The Commission will chair an emergency summit in Brussels on Sunday, where Balkan and Central European leaders will try to co-ordinate action to control the migrant influx.
In France, police moved more than 1,300 migrants out of a disused Paris school on Friday, where they had been staying for months in squalid conditions. They were transferred to several special migrant centres.
Sleeping rough
Earlier, hundreds more migrants arrived in Spielfeld on Austria's border with Slovenia, the Austrian state broadcaster ORF reports.
Some 1,500 are already waiting there, hoping to get permission to travel north.
Several hundred had to spend the night outdoors in the cold because of a lack of beds, ORF reported, citing Red Cross sources.
Austrian authorities are concerned that many migrants reached Spielfeld by walking along a railway line - a risky route, as rail traffic has resumed.
Dobova, on Slovenia's border with Croatia, has also become a migrant bottleneck, where many have had to sleep rough in the cold, a reporter for Germany's ARD news said.
But a delivery of camp beds and field toilets arrived there during the night and the migrants also got hot tea, the reporter said.
On Thursday Slovenia reported that 12,000 migrants had arrived in one day - a record in the current crisis in Central Europe.
New German rules
Germany is expecting at least 800,000 asylum seekers this year - about four times the number it handled last year.
A package of measures to speed up deportations of failed asylum seekers from Germany will take effect this weekend - a week earlier than planned.
The influx includes many asylum seekers from Albania, Kosovo and other Balkan countries, which Germany now considers safe.
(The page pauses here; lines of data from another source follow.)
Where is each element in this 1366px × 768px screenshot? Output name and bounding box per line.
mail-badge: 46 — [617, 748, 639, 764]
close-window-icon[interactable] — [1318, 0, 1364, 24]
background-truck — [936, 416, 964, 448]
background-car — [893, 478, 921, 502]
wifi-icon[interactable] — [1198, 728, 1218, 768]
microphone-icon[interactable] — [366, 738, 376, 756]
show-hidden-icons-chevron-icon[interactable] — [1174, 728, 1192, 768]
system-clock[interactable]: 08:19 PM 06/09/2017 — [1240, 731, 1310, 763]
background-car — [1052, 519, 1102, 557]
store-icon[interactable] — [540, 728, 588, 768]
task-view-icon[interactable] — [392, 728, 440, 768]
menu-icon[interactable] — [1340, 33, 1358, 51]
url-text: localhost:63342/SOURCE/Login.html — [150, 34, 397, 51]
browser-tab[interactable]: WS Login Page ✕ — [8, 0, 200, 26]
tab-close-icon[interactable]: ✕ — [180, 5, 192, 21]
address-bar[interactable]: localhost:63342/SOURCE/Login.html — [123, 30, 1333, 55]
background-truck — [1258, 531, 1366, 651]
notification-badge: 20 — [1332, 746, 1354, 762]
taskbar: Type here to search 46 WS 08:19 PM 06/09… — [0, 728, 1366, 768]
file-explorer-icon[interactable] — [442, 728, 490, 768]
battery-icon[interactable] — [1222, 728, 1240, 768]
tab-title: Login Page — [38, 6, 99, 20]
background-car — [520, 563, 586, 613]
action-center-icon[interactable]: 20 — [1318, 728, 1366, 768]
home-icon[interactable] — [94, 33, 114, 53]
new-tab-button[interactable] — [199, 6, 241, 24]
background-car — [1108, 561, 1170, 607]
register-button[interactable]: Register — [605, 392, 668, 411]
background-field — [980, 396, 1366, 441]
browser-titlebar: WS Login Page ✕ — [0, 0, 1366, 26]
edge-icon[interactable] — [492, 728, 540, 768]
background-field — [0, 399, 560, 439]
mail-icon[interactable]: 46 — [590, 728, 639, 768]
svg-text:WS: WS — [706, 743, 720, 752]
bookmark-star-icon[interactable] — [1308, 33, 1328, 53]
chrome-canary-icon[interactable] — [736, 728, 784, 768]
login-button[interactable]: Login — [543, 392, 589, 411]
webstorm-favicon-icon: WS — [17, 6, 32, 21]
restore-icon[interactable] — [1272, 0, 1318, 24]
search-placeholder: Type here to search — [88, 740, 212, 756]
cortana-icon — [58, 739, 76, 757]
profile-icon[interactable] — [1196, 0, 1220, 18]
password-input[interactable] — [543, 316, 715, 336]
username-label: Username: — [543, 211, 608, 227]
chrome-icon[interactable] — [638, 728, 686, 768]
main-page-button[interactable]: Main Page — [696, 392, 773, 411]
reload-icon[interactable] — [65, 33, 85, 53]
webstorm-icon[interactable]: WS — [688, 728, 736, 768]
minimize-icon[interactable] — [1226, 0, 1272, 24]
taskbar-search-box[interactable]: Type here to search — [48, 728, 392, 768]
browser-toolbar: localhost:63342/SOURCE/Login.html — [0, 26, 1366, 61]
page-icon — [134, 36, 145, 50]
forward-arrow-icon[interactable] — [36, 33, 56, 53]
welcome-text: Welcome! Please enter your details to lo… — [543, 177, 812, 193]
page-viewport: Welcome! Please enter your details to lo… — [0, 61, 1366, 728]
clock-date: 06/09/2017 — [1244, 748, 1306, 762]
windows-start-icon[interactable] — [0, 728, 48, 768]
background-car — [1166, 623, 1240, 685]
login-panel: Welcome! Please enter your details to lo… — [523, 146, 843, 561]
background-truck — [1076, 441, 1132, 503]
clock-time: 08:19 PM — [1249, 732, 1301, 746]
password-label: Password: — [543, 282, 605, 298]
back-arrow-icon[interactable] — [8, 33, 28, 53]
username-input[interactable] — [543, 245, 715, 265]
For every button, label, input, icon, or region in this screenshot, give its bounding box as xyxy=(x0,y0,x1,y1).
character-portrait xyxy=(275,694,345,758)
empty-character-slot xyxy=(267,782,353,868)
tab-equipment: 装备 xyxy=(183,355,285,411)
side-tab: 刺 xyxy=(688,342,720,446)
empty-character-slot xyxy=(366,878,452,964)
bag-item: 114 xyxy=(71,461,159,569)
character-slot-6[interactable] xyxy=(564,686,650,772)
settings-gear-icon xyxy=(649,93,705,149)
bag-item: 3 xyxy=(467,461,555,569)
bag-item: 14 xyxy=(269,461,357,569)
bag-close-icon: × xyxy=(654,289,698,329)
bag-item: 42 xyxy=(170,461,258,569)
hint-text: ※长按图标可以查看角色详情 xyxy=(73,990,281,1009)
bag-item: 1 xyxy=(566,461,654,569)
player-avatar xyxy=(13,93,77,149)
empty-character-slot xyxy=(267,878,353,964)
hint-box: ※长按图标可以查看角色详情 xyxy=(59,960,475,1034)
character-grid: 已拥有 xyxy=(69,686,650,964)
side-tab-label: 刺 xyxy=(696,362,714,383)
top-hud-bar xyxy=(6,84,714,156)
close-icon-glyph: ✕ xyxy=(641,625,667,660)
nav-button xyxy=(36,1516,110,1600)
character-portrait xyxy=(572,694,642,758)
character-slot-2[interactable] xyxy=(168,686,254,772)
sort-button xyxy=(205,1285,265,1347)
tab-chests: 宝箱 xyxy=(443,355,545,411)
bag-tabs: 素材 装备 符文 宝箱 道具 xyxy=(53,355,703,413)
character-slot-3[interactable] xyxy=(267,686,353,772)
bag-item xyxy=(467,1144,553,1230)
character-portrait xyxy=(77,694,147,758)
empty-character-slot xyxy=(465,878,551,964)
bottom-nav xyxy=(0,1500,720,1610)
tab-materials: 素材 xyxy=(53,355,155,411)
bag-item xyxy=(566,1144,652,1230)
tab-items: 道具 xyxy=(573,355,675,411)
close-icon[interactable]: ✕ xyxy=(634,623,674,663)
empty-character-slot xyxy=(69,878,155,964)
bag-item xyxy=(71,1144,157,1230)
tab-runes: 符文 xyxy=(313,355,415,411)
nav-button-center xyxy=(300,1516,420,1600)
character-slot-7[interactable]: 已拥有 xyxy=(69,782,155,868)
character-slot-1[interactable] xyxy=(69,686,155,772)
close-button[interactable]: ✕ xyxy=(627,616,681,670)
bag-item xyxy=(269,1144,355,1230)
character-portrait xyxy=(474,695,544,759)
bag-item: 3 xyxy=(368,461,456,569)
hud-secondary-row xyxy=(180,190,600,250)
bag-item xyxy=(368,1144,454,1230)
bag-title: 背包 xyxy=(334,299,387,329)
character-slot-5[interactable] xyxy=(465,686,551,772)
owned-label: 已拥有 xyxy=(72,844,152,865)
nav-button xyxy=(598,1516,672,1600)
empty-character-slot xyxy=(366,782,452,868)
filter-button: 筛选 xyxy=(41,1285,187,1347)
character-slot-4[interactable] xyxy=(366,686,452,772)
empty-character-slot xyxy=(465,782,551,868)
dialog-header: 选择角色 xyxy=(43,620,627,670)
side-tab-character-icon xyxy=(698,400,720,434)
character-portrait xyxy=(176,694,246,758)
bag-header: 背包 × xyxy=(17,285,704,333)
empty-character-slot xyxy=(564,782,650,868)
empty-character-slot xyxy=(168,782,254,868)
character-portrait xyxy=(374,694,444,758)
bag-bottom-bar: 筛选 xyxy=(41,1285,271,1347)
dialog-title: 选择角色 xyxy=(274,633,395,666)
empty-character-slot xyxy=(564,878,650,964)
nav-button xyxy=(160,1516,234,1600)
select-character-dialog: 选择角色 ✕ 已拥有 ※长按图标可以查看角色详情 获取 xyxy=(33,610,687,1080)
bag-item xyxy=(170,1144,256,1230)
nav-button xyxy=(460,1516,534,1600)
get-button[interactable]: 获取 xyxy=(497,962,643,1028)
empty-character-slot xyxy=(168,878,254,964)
Citizens of those countries generally have their claims rejected.
The EU is deploying specialist teams to Italy and Greece, where new "hotspots" are being set up to register the many migrants arriving by sea.
The Commission says that EU member states have so far pledged 854 places for asylum seekers to be relocated within the EU, after agreeing to relocate 160,000 currently in Italy and Greece.
Commission spokesman Margaritis Schinas said the numbers were "not what the Commission would have been looking for" at this stage, but expressed hope that the process would gain traction in the coming weeks.